California residents may request that C4E:

• Disclose the sources, categories, and specific pieces of personal information we have collected about them, as well as how that information is used, its purpose, and with whom C4E shares it.
• Delete their personal information.
• Provide a copy of their personal information in a readily usable format that allows the information to be transmitted to others.

Users Outside of the United States

C4E is located in the United States. If you are a user based outside the United States, be aware that any personal data you provide to us may be stored, processed, transferred between, and accessed from the United States and the country in which you reside. By using our services, you consent to this transfer. We will protect the privacy and security of personal information as set out in this notice, regardless of where it is processed or stored; however, you explicitly acknowledge and consent to the fact that personal data stored or processed in the United States will be subject to the laws of the United States, including the ability of governments, courts, law enforcement, or regulatory agencies of the United States to obtain disclosure of your personal information.

FERPA (Family Education Rights and Privacy Act)

FERPA is a US federal law that protects the privacy of student educational records. We abide by all applicable provisions and guidelines of the FERPA (Family Education Rights and Privacy Act) (20 USC § 1232g; 34 CFR Part 99) as stated in the US Department of Education FERPA page.

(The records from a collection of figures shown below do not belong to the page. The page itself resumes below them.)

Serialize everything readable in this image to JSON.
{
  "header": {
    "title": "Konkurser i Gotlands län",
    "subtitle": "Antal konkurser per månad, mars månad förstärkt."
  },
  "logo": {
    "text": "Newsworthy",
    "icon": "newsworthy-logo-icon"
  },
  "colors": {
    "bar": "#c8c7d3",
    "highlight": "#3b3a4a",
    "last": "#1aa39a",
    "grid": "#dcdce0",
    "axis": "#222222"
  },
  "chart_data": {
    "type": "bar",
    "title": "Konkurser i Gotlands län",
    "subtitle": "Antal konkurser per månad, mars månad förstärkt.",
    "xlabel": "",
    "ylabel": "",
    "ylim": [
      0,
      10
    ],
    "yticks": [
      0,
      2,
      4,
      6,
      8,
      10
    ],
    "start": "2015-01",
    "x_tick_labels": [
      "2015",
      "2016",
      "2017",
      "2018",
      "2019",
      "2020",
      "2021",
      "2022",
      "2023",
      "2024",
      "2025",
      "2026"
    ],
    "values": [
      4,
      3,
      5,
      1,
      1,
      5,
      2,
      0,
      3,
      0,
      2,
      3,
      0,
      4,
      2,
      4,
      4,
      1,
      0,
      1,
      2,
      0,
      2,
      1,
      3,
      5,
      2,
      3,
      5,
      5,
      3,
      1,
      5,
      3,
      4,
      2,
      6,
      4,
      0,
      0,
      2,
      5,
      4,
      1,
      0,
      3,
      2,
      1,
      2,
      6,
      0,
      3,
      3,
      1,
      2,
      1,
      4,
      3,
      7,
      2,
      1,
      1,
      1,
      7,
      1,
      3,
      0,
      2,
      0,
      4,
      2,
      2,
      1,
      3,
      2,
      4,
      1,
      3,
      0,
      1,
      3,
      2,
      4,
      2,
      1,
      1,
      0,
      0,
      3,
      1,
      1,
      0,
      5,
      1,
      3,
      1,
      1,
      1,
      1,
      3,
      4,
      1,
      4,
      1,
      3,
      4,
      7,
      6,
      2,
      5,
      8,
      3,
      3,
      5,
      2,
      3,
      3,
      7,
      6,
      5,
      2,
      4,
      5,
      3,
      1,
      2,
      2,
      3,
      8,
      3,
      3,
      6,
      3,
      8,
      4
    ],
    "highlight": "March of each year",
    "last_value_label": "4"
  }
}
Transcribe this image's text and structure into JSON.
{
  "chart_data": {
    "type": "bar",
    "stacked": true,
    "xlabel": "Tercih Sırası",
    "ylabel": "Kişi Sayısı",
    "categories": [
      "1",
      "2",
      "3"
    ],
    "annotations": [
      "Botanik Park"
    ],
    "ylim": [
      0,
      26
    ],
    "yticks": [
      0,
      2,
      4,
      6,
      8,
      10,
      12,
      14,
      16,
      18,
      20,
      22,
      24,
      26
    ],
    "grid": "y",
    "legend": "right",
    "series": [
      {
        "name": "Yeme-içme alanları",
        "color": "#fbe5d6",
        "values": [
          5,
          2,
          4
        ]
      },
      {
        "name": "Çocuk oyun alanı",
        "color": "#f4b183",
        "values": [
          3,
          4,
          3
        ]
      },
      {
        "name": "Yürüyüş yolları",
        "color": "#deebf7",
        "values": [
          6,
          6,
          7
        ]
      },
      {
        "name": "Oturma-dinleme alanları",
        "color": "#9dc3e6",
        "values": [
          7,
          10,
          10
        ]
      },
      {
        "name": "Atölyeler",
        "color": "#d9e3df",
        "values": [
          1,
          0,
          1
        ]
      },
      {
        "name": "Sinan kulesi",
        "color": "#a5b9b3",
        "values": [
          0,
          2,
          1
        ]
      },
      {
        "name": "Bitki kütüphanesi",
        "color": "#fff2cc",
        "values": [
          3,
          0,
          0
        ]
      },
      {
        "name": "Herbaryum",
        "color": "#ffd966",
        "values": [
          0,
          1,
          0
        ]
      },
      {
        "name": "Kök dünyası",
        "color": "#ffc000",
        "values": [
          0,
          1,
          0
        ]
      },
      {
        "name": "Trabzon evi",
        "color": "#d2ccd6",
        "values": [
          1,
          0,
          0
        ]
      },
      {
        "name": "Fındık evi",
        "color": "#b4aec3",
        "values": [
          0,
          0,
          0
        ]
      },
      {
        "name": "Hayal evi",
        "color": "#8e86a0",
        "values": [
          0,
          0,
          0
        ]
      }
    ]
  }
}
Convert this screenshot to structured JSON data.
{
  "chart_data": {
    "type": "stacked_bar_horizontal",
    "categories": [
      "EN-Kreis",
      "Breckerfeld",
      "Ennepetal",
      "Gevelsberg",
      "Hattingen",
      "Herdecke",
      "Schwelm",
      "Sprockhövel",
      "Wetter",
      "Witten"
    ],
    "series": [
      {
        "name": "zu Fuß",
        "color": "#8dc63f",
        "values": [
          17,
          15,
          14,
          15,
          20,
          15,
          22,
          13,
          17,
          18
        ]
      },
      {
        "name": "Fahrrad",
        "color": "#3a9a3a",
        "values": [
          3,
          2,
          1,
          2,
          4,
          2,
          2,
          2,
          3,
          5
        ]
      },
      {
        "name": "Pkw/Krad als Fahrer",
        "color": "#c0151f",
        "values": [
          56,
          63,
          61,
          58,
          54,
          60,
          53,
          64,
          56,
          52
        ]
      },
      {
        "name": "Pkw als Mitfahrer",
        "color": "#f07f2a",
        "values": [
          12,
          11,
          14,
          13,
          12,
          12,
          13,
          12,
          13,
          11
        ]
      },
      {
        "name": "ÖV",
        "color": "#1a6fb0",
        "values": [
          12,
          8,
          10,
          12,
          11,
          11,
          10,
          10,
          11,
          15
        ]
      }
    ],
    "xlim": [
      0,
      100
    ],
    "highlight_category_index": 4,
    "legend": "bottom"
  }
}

Our security and privacy measures include, but are not limited to:

• Protecting data in transit with Transfer Layer Security TLS 1.2 and 256-bit Advanced Encryption Standard (AES-256)
• Adhering to the Payment Card Industry Data Security Standard (PCI DSS) during electronic transactions with students
• Leveraging the physical and environmental protection of our CoreSite data center provider facilities, implementing 24x7 manned security and monitoring through multiple layers of physical security controls, including perimeter fences, manned lobbies, surveillance cameras (CCTV), man traps, locked cages, motion detectors, and biometric access requirements
• Not monitoring, viewing, or tracking the video or audio content of students' communication or assignment submissions
• Not sharing student data, including all Personally Identifiable Information (PII) and other non-public information, except as required by law, statute, or court order
• Using only de-identified student data for product development, research, or other purposes, ensuring all direct and indirect personal identifiers are removed
• Not attempting to re-identify de-identified data and not transferring data to any party unless that party agrees not to attempt reidentification
• Not using any student data to advertise or market to students or their parents and not using data for any purpose
• Not engaging in any data mining or scanning activities of user-generated content for advertising or marketing purposes directed towards students or their parents, under any circumstances.
• Ensuring the proper disposal or transfer of all data in our possession or that of our subcontractors or agents, to whom we may have transferred data, to the adopting school under its direction. This process will take place upon request from the adopting school when the data is no longer required for the purpose of providing services to the school.
• Storing and processing data in compliance with industry best practices, implementing appropriate administrative, physical, and technical safeguards to protect data from unauthorized access, disclosure, and utilization.
• Conducting periodic risk assessments and diligently addressing any identified security vulnerabilities in a timely fashion, ensuring the ongoing protection of users' data.
• Notifying the adopting school and adhering to best practices for responding to breaches involving Personally Identifiable Information (PII) in the event of a security or privacy incident. Upon request, C4E agrees to share our comprehensive incident response plan with the adopting school.